Любимый, прости меня, прости за то, что я допустила такую мысль.
Но ты смотрел холодно, отчужденно, твой тон был пропитан ехидством и безразличием. Прости, теперь я понимаю, что ты не хотел показать свое истинное отношение ко мне. Это было слишком опасно и могло принести много бед…
У меня внутри все скрутилось от боли, ужас сдавил грудь тугим обручем. До моего поплывшего сознания донеслось заявление Маклаггена.
Нет! Только не это! Не отдавай меня! Не нужно!
Я готова была тот час броситься к твоим ногам, рыдать, молить о пощаде. Если ты меня отдашь ему…
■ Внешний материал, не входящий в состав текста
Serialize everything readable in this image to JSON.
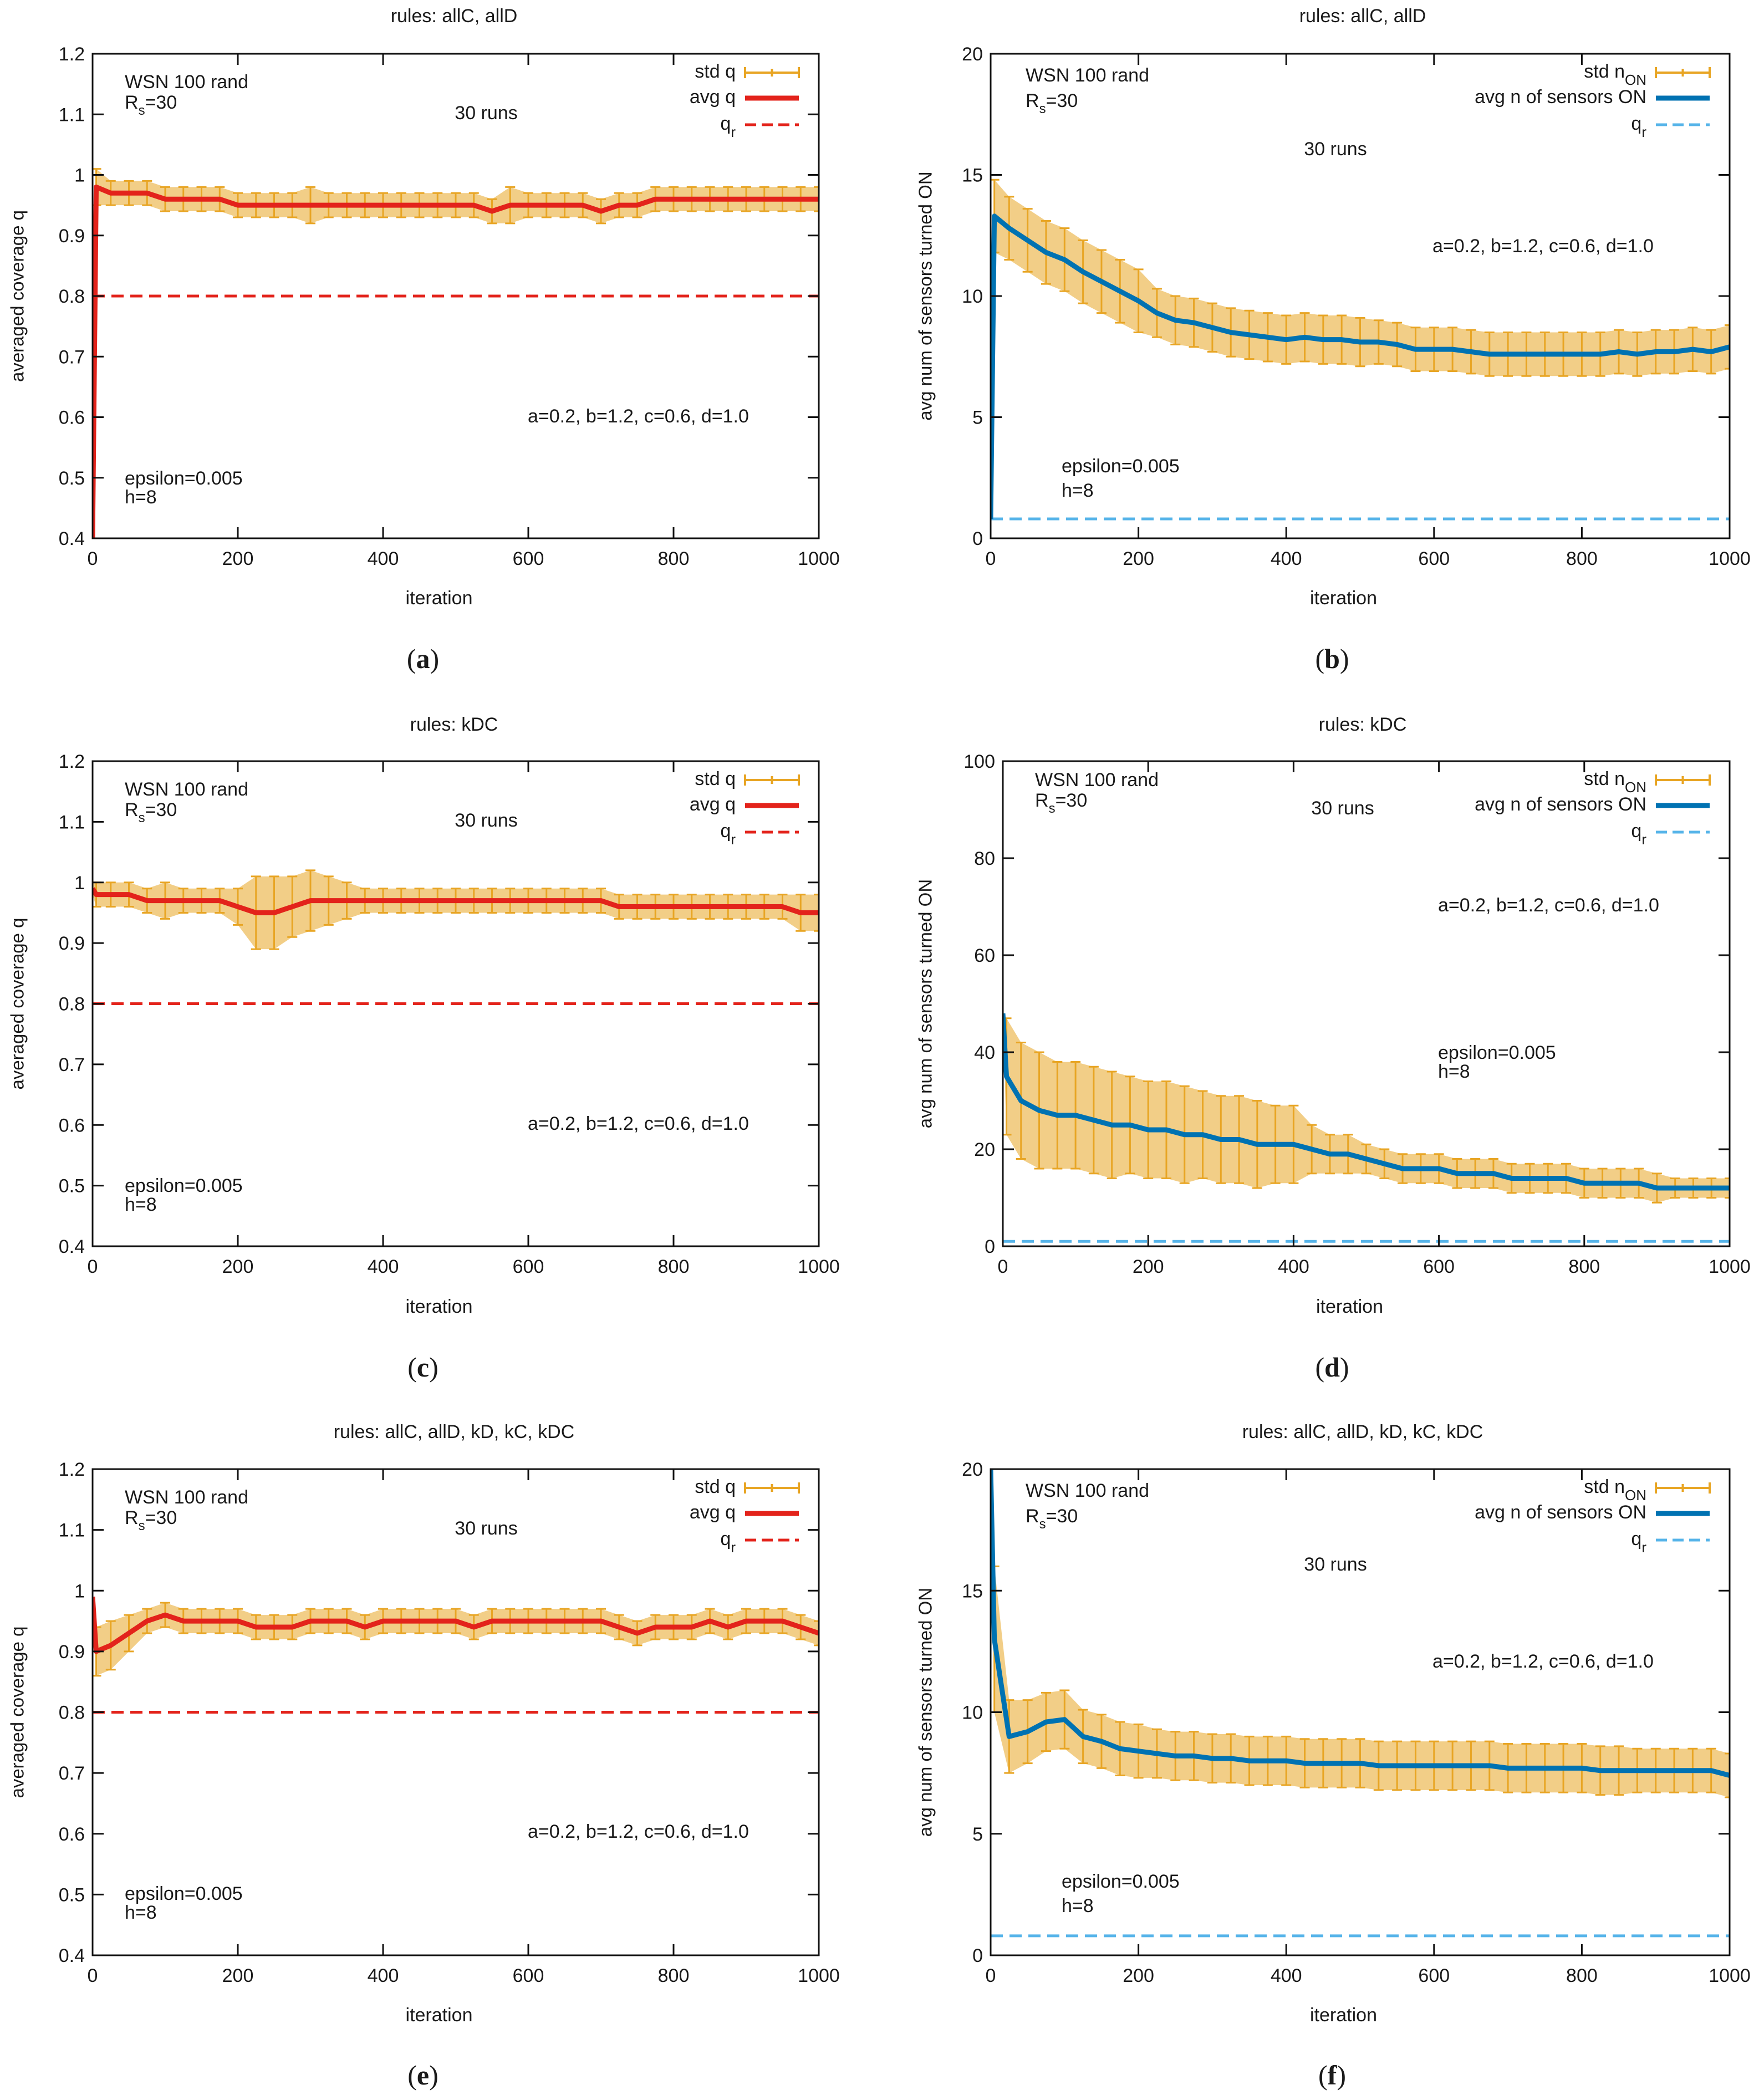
{
  "chart_data": [
    {
      "type": "line",
      "panel": "a",
      "title": "rules: allC, allD",
      "xlabel": "iteration",
      "ylabel": "averaged coverage q",
      "xlim": [
        0,
        1000
      ],
      "ylim": [
        0.4,
        1.2
      ],
      "xticks": [
        0,
        200,
        400,
        600,
        800,
        1000
      ],
      "yticks": [
        0.4,
        0.5,
        0.6,
        0.7,
        0.8,
        0.9,
        1,
        1.1,
        1.2
      ],
      "grid": false,
      "legend_position": "top-right",
      "legend": [
        {
          "text": "std q",
          "sub": "",
          "kind": "errorbar"
        },
        {
          "text": "avg q",
          "sub": "",
          "kind": "line"
        },
        {
          "text": "q",
          "sub": "r",
          "kind": "dashed"
        }
      ],
      "annotations": {
        "wsn": "WSN 100 rand",
        "rs": {
          "text": "R",
          "sub": "s",
          "after": "=30"
        },
        "runs": "30 runs",
        "params": "a=0.2, b=1.2, c=0.6, d=1.0",
        "eps": "epsilon=0.005",
        "h": "h=8"
      },
      "reference_line": 0.8,
      "colors": {
        "avg": "#e3231b",
        "std": "#e8a524",
        "ref": "#e3231b"
      },
      "x": [
        0,
        5,
        25,
        50,
        75,
        100,
        125,
        150,
        175,
        200,
        225,
        250,
        275,
        300,
        325,
        350,
        375,
        400,
        425,
        450,
        475,
        500,
        525,
        550,
        575,
        600,
        625,
        650,
        675,
        700,
        725,
        750,
        775,
        800,
        825,
        850,
        875,
        900,
        925,
        950,
        975,
        1000
      ],
      "avg": [
        0.4,
        0.98,
        0.97,
        0.97,
        0.97,
        0.96,
        0.96,
        0.96,
        0.96,
        0.95,
        0.95,
        0.95,
        0.95,
        0.95,
        0.95,
        0.95,
        0.95,
        0.95,
        0.95,
        0.95,
        0.95,
        0.95,
        0.95,
        0.94,
        0.95,
        0.95,
        0.95,
        0.95,
        0.95,
        0.94,
        0.95,
        0.95,
        0.96,
        0.96,
        0.96,
        0.96,
        0.96,
        0.96,
        0.96,
        0.96,
        0.96,
        0.96
      ],
      "std": [
        0,
        0.03,
        0.02,
        0.02,
        0.02,
        0.02,
        0.02,
        0.02,
        0.02,
        0.02,
        0.02,
        0.02,
        0.02,
        0.03,
        0.02,
        0.02,
        0.02,
        0.02,
        0.02,
        0.02,
        0.02,
        0.02,
        0.02,
        0.02,
        0.03,
        0.02,
        0.02,
        0.02,
        0.02,
        0.02,
        0.02,
        0.02,
        0.02,
        0.02,
        0.02,
        0.02,
        0.02,
        0.02,
        0.02,
        0.02,
        0.02,
        0.02
      ]
    },
    {
      "type": "line",
      "panel": "b",
      "title": "rules: allC, allD",
      "xlabel": "iteration",
      "ylabel": "avg num of sensors turned ON",
      "xlim": [
        0,
        1000
      ],
      "ylim": [
        0,
        20
      ],
      "xticks": [
        0,
        200,
        400,
        600,
        800,
        1000
      ],
      "yticks": [
        0,
        5,
        10,
        15,
        20
      ],
      "grid": false,
      "legend_position": "top-right",
      "legend": [
        {
          "text": "std n",
          "sub": "ON",
          "kind": "errorbar"
        },
        {
          "text": "avg n of sensors ON",
          "sub": "",
          "kind": "line"
        },
        {
          "text": "q",
          "sub": "r",
          "kind": "dashed"
        }
      ],
      "annotations": {
        "wsn": "WSN 100 rand",
        "rs": {
          "text": "R",
          "sub": "s",
          "after": "=30"
        },
        "runs": "30 runs",
        "params": "a=0.2, b=1.2, c=0.6, d=1.0",
        "eps": "epsilon=0.005",
        "h": "h=8"
      },
      "reference_line": 0.8,
      "colors": {
        "avg": "#0072b2",
        "std": "#e8a524",
        "ref": "#56b4e9"
      },
      "x": [
        0,
        5,
        25,
        50,
        75,
        100,
        125,
        150,
        175,
        200,
        225,
        250,
        275,
        300,
        325,
        350,
        375,
        400,
        425,
        450,
        475,
        500,
        525,
        550,
        575,
        600,
        625,
        650,
        675,
        700,
        725,
        750,
        775,
        800,
        825,
        850,
        875,
        900,
        925,
        950,
        975,
        1000
      ],
      "avg": [
        0.8,
        13.3,
        12.8,
        12.3,
        11.8,
        11.5,
        11.0,
        10.6,
        10.2,
        9.8,
        9.3,
        9.0,
        8.9,
        8.7,
        8.5,
        8.4,
        8.3,
        8.2,
        8.3,
        8.2,
        8.2,
        8.1,
        8.1,
        8.0,
        7.8,
        7.8,
        7.8,
        7.7,
        7.6,
        7.6,
        7.6,
        7.6,
        7.6,
        7.6,
        7.6,
        7.7,
        7.6,
        7.7,
        7.7,
        7.8,
        7.7,
        7.9
      ],
      "std": [
        0,
        1.5,
        1.3,
        1.3,
        1.3,
        1.3,
        1.3,
        1.3,
        1.3,
        1.3,
        1.0,
        1.0,
        1.0,
        1.0,
        1.0,
        1.0,
        1.0,
        1.0,
        1.0,
        1.0,
        1.0,
        1.0,
        0.9,
        0.9,
        0.9,
        0.9,
        0.9,
        0.9,
        0.9,
        0.9,
        0.9,
        0.9,
        0.9,
        0.9,
        0.9,
        0.9,
        0.9,
        0.9,
        0.9,
        0.9,
        0.9,
        0.9
      ]
    },
    {
      "type": "line",
      "panel": "c",
      "title": "rules: kDC",
      "xlabel": "iteration",
      "ylabel": "averaged coverage q",
      "xlim": [
        0,
        1000
      ],
      "ylim": [
        0.4,
        1.2
      ],
      "xticks": [
        0,
        200,
        400,
        600,
        800,
        1000
      ],
      "yticks": [
        0.4,
        0.5,
        0.6,
        0.7,
        0.8,
        0.9,
        1,
        1.1,
        1.2
      ],
      "grid": false,
      "legend_position": "top-right",
      "legend": [
        {
          "text": "std q",
          "sub": "",
          "kind": "errorbar"
        },
        {
          "text": "avg q",
          "sub": "",
          "kind": "line"
        },
        {
          "text": "q",
          "sub": "r",
          "kind": "dashed"
        }
      ],
      "annotations": {
        "wsn": "WSN 100 rand",
        "rs": {
          "text": "R",
          "sub": "s",
          "after": "=30"
        },
        "runs": "30 runs",
        "params": "a=0.2, b=1.2, c=0.6, d=1.0",
        "eps": "epsilon=0.005",
        "h": "h=8"
      },
      "reference_line": 0.8,
      "colors": {
        "avg": "#e3231b",
        "std": "#e8a524",
        "ref": "#e3231b"
      },
      "x": [
        0,
        5,
        25,
        50,
        75,
        100,
        125,
        150,
        175,
        200,
        225,
        250,
        275,
        300,
        325,
        350,
        375,
        400,
        425,
        450,
        475,
        500,
        525,
        550,
        575,
        600,
        625,
        650,
        675,
        700,
        725,
        750,
        775,
        800,
        825,
        850,
        875,
        900,
        925,
        950,
        975,
        1000
      ],
      "avg": [
        0.99,
        0.98,
        0.98,
        0.98,
        0.97,
        0.97,
        0.97,
        0.97,
        0.97,
        0.96,
        0.95,
        0.95,
        0.96,
        0.97,
        0.97,
        0.97,
        0.97,
        0.97,
        0.97,
        0.97,
        0.97,
        0.97,
        0.97,
        0.97,
        0.97,
        0.97,
        0.97,
        0.97,
        0.97,
        0.97,
        0.96,
        0.96,
        0.96,
        0.96,
        0.96,
        0.96,
        0.96,
        0.96,
        0.96,
        0.96,
        0.95,
        0.95
      ],
      "std": [
        0.01,
        0.02,
        0.02,
        0.02,
        0.02,
        0.03,
        0.02,
        0.02,
        0.02,
        0.03,
        0.06,
        0.06,
        0.05,
        0.05,
        0.04,
        0.03,
        0.02,
        0.02,
        0.02,
        0.02,
        0.02,
        0.02,
        0.02,
        0.02,
        0.02,
        0.02,
        0.02,
        0.02,
        0.02,
        0.02,
        0.02,
        0.02,
        0.02,
        0.02,
        0.02,
        0.02,
        0.02,
        0.02,
        0.02,
        0.02,
        0.03,
        0.03
      ]
    },
    {
      "type": "line",
      "panel": "d",
      "title": "rules: kDC",
      "xlabel": "iteration",
      "ylabel": "avg num of sensors turned ON",
      "xlim": [
        0,
        1000
      ],
      "ylim": [
        0,
        100
      ],
      "xticks": [
        0,
        200,
        400,
        600,
        800,
        1000
      ],
      "yticks": [
        0,
        20,
        40,
        60,
        80,
        100
      ],
      "grid": false,
      "legend_position": "top-right",
      "legend": [
        {
          "text": "std n",
          "sub": "ON",
          "kind": "errorbar"
        },
        {
          "text": "avg n of sensors ON",
          "sub": "",
          "kind": "line"
        },
        {
          "text": "q",
          "sub": "r",
          "kind": "dashed"
        }
      ],
      "annotations": {
        "wsn": "WSN 100 rand",
        "rs": {
          "text": "R",
          "sub": "s",
          "after": "=30"
        },
        "runs": "30 runs",
        "params": "a=0.2, b=1.2, c=0.6, d=1.0",
        "eps": "epsilon=0.005",
        "h": "h=8"
      },
      "reference_line": 1.0,
      "colors": {
        "avg": "#0072b2",
        "std": "#e8a524",
        "ref": "#56b4e9"
      },
      "x": [
        0,
        5,
        25,
        50,
        75,
        100,
        125,
        150,
        175,
        200,
        225,
        250,
        275,
        300,
        325,
        350,
        375,
        400,
        425,
        450,
        475,
        500,
        525,
        550,
        575,
        600,
        625,
        650,
        675,
        700,
        725,
        750,
        775,
        800,
        825,
        850,
        875,
        900,
        925,
        950,
        975,
        1000
      ],
      "avg": [
        48,
        35,
        30,
        28,
        27,
        27,
        26,
        25,
        25,
        24,
        24,
        23,
        23,
        22,
        22,
        21,
        21,
        21,
        20,
        19,
        19,
        18,
        17,
        16,
        16,
        16,
        15,
        15,
        15,
        14,
        14,
        14,
        14,
        13,
        13,
        13,
        13,
        12,
        12,
        12,
        12,
        12
      ],
      "std": [
        0,
        12,
        12,
        12,
        11,
        11,
        11,
        11,
        10,
        10,
        10,
        10,
        9,
        9,
        9,
        9,
        8,
        8,
        5,
        4,
        4,
        3,
        3,
        3,
        3,
        3,
        3,
        3,
        3,
        3,
        3,
        3,
        3,
        3,
        3,
        3,
        3,
        3,
        2,
        2,
        2,
        2
      ]
    },
    {
      "type": "line",
      "panel": "e",
      "title": "rules: allC, allD, kD, kC, kDC",
      "xlabel": "iteration",
      "ylabel": "averaged coverage q",
      "xlim": [
        0,
        1000
      ],
      "ylim": [
        0.4,
        1.2
      ],
      "xticks": [
        0,
        200,
        400,
        600,
        800,
        1000
      ],
      "yticks": [
        0.4,
        0.5,
        0.6,
        0.7,
        0.8,
        0.9,
        1,
        1.1,
        1.2
      ],
      "grid": false,
      "legend_position": "top-right",
      "legend": [
        {
          "text": "std q",
          "sub": "",
          "kind": "errorbar"
        },
        {
          "text": "avg q",
          "sub": "",
          "kind": "line"
        },
        {
          "text": "q",
          "sub": "r",
          "kind": "dashed"
        }
      ],
      "annotations": {
        "wsn": "WSN 100 rand",
        "rs": {
          "text": "R",
          "sub": "s",
          "after": "=30"
        },
        "runs": "30 runs",
        "params": "a=0.2, b=1.2, c=0.6, d=1.0",
        "eps": "epsilon=0.005",
        "h": "h=8"
      },
      "reference_line": 0.8,
      "colors": {
        "avg": "#e3231b",
        "std": "#e8a524",
        "ref": "#e3231b"
      },
      "x": [
        0,
        5,
        25,
        50,
        75,
        100,
        125,
        150,
        175,
        200,
        225,
        250,
        275,
        300,
        325,
        350,
        375,
        400,
        425,
        450,
        475,
        500,
        525,
        550,
        575,
        600,
        625,
        650,
        675,
        700,
        725,
        750,
        775,
        800,
        825,
        850,
        875,
        900,
        925,
        950,
        975,
        1000
      ],
      "avg": [
        0.99,
        0.9,
        0.91,
        0.93,
        0.95,
        0.96,
        0.95,
        0.95,
        0.95,
        0.95,
        0.94,
        0.94,
        0.94,
        0.95,
        0.95,
        0.95,
        0.94,
        0.95,
        0.95,
        0.95,
        0.95,
        0.95,
        0.94,
        0.95,
        0.95,
        0.95,
        0.95,
        0.95,
        0.95,
        0.95,
        0.94,
        0.93,
        0.94,
        0.94,
        0.94,
        0.95,
        0.94,
        0.95,
        0.95,
        0.95,
        0.94,
        0.93
      ],
      "std": [
        0,
        0.04,
        0.04,
        0.03,
        0.02,
        0.02,
        0.02,
        0.02,
        0.02,
        0.02,
        0.02,
        0.02,
        0.02,
        0.02,
        0.02,
        0.02,
        0.02,
        0.02,
        0.02,
        0.02,
        0.02,
        0.02,
        0.02,
        0.02,
        0.02,
        0.02,
        0.02,
        0.02,
        0.02,
        0.02,
        0.02,
        0.02,
        0.02,
        0.02,
        0.02,
        0.02,
        0.02,
        0.02,
        0.02,
        0.02,
        0.02,
        0.02
      ]
    },
    {
      "type": "line",
      "panel": "f",
      "title": "rules: allC, allD, kD, kC, kDC",
      "xlabel": "iteration",
      "ylabel": "avg num of sensors turned ON",
      "xlim": [
        0,
        1000
      ],
      "ylim": [
        0,
        20
      ],
      "xticks": [
        0,
        200,
        400,
        600,
        800,
        1000
      ],
      "yticks": [
        0,
        5,
        10,
        15,
        20
      ],
      "grid": false,
      "legend_position": "top-right",
      "legend": [
        {
          "text": "std n",
          "sub": "ON",
          "kind": "errorbar"
        },
        {
          "text": "avg n of sensors ON",
          "sub": "",
          "kind": "line"
        },
        {
          "text": "q",
          "sub": "r",
          "kind": "dashed"
        }
      ],
      "annotations": {
        "wsn": "WSN 100 rand",
        "rs": {
          "text": "R",
          "sub": "s",
          "after": "=30"
        },
        "runs": "30 runs",
        "params": "a=0.2, b=1.2, c=0.6, d=1.0",
        "eps": "epsilon=0.005",
        "h": "h=8"
      },
      "reference_line": 0.8,
      "colors": {
        "avg": "#0072b2",
        "std": "#e8a524",
        "ref": "#56b4e9"
      },
      "x": [
        0,
        5,
        25,
        50,
        75,
        100,
        125,
        150,
        175,
        200,
        225,
        250,
        275,
        300,
        325,
        350,
        375,
        400,
        425,
        450,
        475,
        500,
        525,
        550,
        575,
        600,
        625,
        650,
        675,
        700,
        725,
        750,
        775,
        800,
        825,
        850,
        875,
        900,
        925,
        950,
        975,
        1000
      ],
      "avg": [
        20,
        13,
        9.0,
        9.2,
        9.6,
        9.7,
        9.0,
        8.8,
        8.5,
        8.4,
        8.3,
        8.2,
        8.2,
        8.1,
        8.1,
        8.0,
        8.0,
        8.0,
        7.9,
        7.9,
        7.9,
        7.9,
        7.8,
        7.8,
        7.8,
        7.8,
        7.8,
        7.8,
        7.8,
        7.7,
        7.7,
        7.7,
        7.7,
        7.7,
        7.6,
        7.6,
        7.6,
        7.6,
        7.6,
        7.6,
        7.6,
        7.4
      ],
      "std": [
        0,
        3,
        1.5,
        1.3,
        1.2,
        1.2,
        1.1,
        1.1,
        1.1,
        1.1,
        1.0,
        1.0,
        1.0,
        1.0,
        1.0,
        1.0,
        1.0,
        1.0,
        1.0,
        1.0,
        1.0,
        1.0,
        1.0,
        1.0,
        1.0,
        1.0,
        1.0,
        1.0,
        1.0,
        1.0,
        1.0,
        1.0,
        1.0,
        1.0,
        1.0,
        1.0,
        0.9,
        0.9,
        0.9,
        0.9,
        0.9,
        0.9
      ]
    }
  ]
}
Но тут до моего обезумевшего разума добрался твой приказ. И я выбежала из гостиной. Забилась в самый дальний угол своей комнаты, трясясь от ужаса, от навязчивых мыслей: а вдруг ты решишь, что я тебе не нужна? А вдруг согласишься на щедрое предложение Кормака? Зачем я тебе такая…
Опомнилась только, когда услышала скрип двери: даже не заметила, сколько времени прошло. Слышала, как ты быстрыми, легкими шагами пересек комнату, сел рядом. Совсем близко. Начал что-то говорить, но я не хотела слушать: боялась принятого решения.